The Taste of Ann Arbor brings local community together

Sunday, June 3, 2018 - 10:00pm

The 2018 Taste of Ann Arbor was held this Sunday from 11 a.m. to 5 p.m. The event featured 40 participating Ann Arbor restaurants, live music from local artists presented by Bank of Ann Arbor’s Sonic Lunch, and kid-friendly activities hosted by the Ann Arbor District Library, GrieveWell Kite Festival and the University of Michigan Exhibit Museum. 

A day that began with rain early morning eventually transitioned to one with a sun-filled sky, perfect for the event. The vendors lined Main Street from Washington Street to William Street. Residents of Ann Arbor and the surrounding areas filled the street, eager to experience the wide variety of food the restaurants of Ann Arbor had to offer. Crowds gathered around the stage on Liberty and Main streets to listen to the bands and artists play. People sat on benches and curbs or stood, balancing their plates, enjoying the music and their food.

All food and drink prices ranged from $1 to $4, making the event reasonably affordable as well as entertaining.  Rising LSA senior Rachael Rowley appreciates the affordability of the event.

“You get to taste the best eats of Ann Arbor on a student budget," Rowley said. "You can’t beat that.” 

The event partnered with Zero Waste Washtenaw, a collaborative effort between Washtenaw County’s Solid Waste Division and Recycle Ann Arbor, a local non-profit recycling organization, to help reduce the waste of the event.
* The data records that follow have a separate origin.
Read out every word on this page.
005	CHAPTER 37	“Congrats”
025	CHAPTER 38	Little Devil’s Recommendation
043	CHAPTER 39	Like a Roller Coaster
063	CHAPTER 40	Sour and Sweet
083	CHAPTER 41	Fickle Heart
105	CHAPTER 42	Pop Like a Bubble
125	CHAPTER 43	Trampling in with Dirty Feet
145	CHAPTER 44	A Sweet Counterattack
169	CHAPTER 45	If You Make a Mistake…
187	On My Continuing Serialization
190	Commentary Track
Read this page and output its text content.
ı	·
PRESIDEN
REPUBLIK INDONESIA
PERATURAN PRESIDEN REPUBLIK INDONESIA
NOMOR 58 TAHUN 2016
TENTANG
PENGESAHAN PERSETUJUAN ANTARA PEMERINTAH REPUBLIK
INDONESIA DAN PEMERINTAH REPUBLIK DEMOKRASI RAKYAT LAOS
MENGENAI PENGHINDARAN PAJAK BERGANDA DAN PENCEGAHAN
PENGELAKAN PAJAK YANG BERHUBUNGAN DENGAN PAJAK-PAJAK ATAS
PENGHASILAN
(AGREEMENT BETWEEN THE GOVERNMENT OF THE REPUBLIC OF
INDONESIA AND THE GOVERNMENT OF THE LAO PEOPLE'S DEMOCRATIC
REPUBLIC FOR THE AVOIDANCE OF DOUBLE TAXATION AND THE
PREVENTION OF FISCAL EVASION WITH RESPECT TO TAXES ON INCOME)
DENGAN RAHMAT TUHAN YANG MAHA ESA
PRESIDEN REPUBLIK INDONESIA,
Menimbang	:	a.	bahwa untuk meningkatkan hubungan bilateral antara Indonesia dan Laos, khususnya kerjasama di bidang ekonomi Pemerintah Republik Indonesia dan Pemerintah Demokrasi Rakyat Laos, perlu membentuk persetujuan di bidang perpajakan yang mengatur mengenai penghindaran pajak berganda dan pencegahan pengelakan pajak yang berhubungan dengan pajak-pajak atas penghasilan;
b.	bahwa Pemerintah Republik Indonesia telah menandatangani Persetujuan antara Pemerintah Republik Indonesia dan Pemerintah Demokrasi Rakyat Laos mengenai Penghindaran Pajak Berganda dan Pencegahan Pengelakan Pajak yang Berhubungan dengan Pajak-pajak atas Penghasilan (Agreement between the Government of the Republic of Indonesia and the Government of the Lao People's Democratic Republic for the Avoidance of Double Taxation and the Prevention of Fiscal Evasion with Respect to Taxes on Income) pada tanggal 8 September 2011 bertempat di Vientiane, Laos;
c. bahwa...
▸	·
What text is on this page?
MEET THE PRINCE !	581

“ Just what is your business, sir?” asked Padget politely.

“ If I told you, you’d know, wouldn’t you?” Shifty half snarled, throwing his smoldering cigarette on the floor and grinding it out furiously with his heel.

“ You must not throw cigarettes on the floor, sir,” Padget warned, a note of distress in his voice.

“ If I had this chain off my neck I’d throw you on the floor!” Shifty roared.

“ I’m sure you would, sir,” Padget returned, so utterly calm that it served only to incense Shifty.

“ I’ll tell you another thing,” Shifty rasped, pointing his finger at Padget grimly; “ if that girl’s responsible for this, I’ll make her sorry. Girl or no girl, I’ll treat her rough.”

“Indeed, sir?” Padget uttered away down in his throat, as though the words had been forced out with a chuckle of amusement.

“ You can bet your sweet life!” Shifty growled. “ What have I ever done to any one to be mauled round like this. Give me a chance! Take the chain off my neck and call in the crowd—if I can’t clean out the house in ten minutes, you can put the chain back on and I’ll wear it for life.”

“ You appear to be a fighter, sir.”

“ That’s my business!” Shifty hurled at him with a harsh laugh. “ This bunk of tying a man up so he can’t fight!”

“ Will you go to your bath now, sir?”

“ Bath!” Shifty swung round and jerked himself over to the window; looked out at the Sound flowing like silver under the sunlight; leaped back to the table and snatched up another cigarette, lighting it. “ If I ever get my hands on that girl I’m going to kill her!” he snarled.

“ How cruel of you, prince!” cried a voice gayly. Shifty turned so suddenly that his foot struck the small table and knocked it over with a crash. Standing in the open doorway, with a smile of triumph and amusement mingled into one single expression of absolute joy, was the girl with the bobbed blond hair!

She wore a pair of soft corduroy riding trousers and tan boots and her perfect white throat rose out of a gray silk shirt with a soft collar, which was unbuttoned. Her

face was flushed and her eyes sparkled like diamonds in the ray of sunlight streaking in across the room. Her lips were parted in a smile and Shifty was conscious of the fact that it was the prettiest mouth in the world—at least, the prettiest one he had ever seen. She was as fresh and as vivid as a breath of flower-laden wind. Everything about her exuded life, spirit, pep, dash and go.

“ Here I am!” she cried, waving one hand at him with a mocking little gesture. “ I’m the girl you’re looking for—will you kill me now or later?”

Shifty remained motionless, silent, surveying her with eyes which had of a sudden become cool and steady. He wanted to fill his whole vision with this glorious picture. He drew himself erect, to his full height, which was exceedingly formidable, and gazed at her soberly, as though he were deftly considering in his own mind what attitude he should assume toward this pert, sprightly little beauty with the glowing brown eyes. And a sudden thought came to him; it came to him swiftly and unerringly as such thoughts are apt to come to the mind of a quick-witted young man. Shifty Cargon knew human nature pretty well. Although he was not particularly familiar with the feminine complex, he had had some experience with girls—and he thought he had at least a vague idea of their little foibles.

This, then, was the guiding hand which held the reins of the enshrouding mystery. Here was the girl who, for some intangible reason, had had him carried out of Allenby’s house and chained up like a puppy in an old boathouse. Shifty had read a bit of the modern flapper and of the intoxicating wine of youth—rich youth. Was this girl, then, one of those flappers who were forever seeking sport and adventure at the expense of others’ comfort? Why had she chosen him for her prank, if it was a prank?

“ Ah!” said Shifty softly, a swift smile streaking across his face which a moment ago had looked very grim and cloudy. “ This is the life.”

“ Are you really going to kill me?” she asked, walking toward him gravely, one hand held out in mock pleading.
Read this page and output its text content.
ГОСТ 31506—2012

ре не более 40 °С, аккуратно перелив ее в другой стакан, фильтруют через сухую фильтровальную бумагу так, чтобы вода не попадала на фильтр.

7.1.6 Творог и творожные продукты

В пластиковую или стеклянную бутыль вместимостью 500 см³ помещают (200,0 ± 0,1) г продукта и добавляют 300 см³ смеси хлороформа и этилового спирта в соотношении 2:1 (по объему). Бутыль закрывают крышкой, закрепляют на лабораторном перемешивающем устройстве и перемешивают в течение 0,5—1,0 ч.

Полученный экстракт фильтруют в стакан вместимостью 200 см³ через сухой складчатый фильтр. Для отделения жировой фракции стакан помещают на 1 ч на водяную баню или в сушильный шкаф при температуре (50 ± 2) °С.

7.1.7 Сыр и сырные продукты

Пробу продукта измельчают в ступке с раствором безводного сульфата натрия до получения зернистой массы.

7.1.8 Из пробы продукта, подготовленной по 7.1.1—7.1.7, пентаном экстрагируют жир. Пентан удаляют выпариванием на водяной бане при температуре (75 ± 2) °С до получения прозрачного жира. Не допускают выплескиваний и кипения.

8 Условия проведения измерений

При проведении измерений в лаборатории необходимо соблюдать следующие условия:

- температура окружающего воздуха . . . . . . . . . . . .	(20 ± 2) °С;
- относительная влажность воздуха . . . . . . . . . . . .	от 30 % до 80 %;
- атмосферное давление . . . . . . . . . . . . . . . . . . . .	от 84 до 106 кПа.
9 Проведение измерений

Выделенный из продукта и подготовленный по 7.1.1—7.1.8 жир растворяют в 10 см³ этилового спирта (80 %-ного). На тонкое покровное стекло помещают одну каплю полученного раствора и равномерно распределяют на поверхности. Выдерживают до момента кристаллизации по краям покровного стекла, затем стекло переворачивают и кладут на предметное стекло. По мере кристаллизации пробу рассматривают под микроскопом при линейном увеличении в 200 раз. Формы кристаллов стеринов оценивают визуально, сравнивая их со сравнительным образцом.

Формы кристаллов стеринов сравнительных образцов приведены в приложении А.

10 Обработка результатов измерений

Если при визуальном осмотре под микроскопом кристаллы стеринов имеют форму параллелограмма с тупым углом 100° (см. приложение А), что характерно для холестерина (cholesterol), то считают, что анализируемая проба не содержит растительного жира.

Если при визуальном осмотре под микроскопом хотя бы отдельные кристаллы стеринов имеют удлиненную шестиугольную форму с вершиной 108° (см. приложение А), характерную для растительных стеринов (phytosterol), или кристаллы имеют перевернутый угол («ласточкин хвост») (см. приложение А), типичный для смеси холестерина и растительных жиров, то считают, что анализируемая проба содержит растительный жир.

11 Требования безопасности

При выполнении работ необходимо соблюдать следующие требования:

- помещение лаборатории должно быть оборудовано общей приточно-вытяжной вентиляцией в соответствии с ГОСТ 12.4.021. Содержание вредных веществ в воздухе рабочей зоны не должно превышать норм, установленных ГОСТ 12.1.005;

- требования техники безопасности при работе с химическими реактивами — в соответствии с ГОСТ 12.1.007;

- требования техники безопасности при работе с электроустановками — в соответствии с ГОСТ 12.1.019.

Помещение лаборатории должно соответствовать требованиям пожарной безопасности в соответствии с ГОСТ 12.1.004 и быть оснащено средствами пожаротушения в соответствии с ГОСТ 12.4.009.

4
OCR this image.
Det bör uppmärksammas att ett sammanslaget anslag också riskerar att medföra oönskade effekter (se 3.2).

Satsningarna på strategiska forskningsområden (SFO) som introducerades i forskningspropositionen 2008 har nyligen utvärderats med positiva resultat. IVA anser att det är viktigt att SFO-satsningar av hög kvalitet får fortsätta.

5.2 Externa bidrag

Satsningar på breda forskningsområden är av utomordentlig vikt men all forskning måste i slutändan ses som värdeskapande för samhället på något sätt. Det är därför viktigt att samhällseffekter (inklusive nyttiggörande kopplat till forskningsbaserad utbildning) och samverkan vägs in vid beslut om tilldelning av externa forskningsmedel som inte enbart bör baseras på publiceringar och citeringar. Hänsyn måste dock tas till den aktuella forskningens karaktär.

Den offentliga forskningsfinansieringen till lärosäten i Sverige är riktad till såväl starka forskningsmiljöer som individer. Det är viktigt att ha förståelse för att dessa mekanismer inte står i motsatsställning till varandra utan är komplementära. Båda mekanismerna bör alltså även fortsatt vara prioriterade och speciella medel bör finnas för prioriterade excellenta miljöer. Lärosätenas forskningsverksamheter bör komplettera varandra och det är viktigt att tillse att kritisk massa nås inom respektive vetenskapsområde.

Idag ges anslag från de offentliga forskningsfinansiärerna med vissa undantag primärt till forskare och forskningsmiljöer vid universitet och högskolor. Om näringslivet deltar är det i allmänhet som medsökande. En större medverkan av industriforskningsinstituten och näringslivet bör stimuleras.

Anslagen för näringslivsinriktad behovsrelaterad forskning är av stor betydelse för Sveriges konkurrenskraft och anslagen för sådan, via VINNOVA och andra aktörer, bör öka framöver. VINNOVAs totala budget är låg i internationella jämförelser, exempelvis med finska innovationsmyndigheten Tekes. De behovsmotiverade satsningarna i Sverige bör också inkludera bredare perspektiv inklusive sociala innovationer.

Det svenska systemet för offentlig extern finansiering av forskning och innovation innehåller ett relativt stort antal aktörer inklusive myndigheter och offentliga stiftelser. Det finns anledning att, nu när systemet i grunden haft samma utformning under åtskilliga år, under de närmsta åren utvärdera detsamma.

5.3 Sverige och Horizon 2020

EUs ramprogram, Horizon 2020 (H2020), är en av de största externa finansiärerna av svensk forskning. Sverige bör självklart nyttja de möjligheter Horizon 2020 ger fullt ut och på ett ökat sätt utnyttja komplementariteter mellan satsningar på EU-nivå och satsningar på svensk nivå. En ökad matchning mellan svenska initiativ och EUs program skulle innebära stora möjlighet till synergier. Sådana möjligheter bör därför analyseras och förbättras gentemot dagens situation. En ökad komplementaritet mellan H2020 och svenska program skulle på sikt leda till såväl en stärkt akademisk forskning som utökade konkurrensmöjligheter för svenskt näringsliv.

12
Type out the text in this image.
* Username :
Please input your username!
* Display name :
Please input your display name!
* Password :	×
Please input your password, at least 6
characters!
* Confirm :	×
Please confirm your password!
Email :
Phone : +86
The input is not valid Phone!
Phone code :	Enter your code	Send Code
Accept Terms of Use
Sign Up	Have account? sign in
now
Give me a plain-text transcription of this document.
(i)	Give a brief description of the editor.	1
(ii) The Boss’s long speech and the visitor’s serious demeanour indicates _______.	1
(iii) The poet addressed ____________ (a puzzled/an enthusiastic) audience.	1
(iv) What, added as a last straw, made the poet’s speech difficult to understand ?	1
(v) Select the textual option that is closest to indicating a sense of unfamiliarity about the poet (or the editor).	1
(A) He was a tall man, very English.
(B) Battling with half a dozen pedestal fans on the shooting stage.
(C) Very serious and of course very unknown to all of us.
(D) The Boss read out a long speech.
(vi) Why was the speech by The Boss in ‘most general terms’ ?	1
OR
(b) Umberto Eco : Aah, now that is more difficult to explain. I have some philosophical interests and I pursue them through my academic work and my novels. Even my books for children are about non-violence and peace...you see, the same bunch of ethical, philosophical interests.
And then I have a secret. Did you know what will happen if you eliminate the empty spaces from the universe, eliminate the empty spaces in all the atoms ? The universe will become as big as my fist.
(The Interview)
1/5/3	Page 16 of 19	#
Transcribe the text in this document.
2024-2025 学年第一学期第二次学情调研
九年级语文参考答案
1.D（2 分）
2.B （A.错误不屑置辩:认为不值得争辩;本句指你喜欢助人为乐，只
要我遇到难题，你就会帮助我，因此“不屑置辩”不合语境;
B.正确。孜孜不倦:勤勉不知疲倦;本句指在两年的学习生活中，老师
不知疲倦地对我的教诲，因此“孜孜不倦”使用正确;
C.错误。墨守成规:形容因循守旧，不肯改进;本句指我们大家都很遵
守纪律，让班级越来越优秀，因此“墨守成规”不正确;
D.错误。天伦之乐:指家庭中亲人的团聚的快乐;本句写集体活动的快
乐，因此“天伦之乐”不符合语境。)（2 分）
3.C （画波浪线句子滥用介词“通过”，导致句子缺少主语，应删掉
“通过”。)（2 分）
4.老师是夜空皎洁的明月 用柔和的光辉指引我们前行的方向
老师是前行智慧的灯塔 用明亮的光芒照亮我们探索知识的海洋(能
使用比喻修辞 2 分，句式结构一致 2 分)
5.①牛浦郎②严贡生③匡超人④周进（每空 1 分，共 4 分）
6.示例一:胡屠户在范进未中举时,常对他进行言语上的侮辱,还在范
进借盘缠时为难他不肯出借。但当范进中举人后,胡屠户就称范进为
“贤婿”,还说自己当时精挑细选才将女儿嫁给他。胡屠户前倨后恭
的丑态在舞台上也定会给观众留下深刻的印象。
The previous year, the event was successful in diverting a third of its overall waste. This year, there were monitors stationed at each waste area who helped the eventgoers direct their waste into either compost, recycle or trash bins.

Everyone from families to students was represented among the crowd. Rising LSA senior Allison Franz said the event brings people together.

“The community really comes together," Franz said. "It is so nice to see all the people of Ann Arbor and the restaurants getting together for the festival."

According to Celine Schrediah, who attends school in Toledo but is in Ann Arbor for the summer as part of the University of Michigan’s Health Sciences Undergraduate Research Academy, events like the Taste of Ann Arbor are part of what makes Ann Arbor so vibrant and unique. Schreidah said the event can really make newcomers feel welcomed.

“The festival is a great opportunity to enjoy the culture of Ann Arbor and really feel like you are a part of it.” Schreidah said. “Ann Arbor is amazing. I am enthralled with how much the residents care about the city and how much the culture is intertwined with the campus of U-M, it makes you feel very welcomed.”

Rowley said she likes to see residents enjoying themselves at the festival.

“It’s nice to see all the residents of the city," Rowley said. "I encourage everyone to get out and enjoy everything Ann Arbor has to offer.”